Степенные мужики называли таких «хулиганами», «озорниками». Нарождался новый тип полумужика-полурабочего, оторвавшегося от земли, но еще не проглоченного городом и фабрикой. Этот тип входил в мужицкую жизнь клином, который вбивался жестоким законом экономического разложения мужицкого хозяйства. Вместе с ним уходила из крестьянского мировоззрения легенда о том, что до царя правда не доходит, а как только дойдет, то все в крестьянской жизни переменится: правда восторжествует, и зло будет наказано царем — помазанником Божиим…
Евгений Чириков.
Белград, 1931 г.
Книга пятая
IБабушка с Наташей собирались уже выехать из Алатыря в Никудышевку, когда совершенно неожиданно приехал старший внук, Наташин брат, Петр Павлович Кудышев.
Больше двух лет он уже не появлялся в родных палестинах. Он вообще как-то отщепился от родной семьи. Писать ленился, на письма не отвечал и никакого притяжения к отчему дому не обнаруживал…
И вдруг, когда о нем отвыкли и думать, прикатил.
Не узнали его.
Подъехал к крыльцу извозчик: в пролетке — высокий и статный господин в военной форме. Удивленно рассматривает дом, точно не узнает или ищет. Старик Фома Алексеевич увидал это в окно и пошел доложить бабушке:
— Ваше сиятельство! К нам прибыли вроде как офицер.
— Ну, поди встреть! Спроси, что ему угодно. Наташа! К нам кто-то приехал.

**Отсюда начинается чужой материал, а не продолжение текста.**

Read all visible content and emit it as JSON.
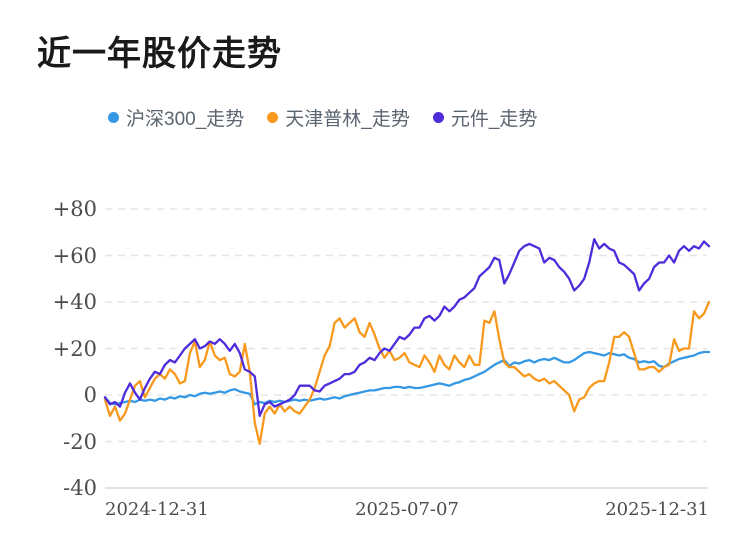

Звонок. Тихий разговор с Фомой Алексеичем в передней. Наташа выглянула туда через щелочку приоткрытой двери: не узнала! Какой-то молодой, красивый, в военной форме… Посмотрелась в зеркало, поправила прическу и вышла.
— Вам кого угодно? — смущенно спросила Наташа, краснея под нахальным взглядом молодого офицера.
— Наталию Павловну Пенхержевскую!
— Петя?!
— Ну да! Я!
Наташа даже не поцеловалась с братом, а, радостно смеясь, закричала в дверь:
— Бабуся! Петр… Петя приехал!.. Почему ты в военной форме? Тебя положительно не узнаешь!
Наташа не без смущения поцеловалась с братом. Точно и не брат с сестрой, а просто хорошие знакомые. Как откормленная утка, выплыла бабушка и вытаращила глаза:
— Что такое?!
Бабушка, как мы знаем, недолюбливала этого внука, называвшего ее когда-то и «бегемотом», и «крокодилом». Но тут все было позабыто и прощено. Бабушка даже заплакала от волнения.
Конечно, отъезд был временно отменен по случаю этого исключительного события.
— Вы меня не узнали, а я наш дом не узнал. Что вы, какую-то чучелу гороховую сделали?
— Почему чучелу? — обиженно спросила бабушка.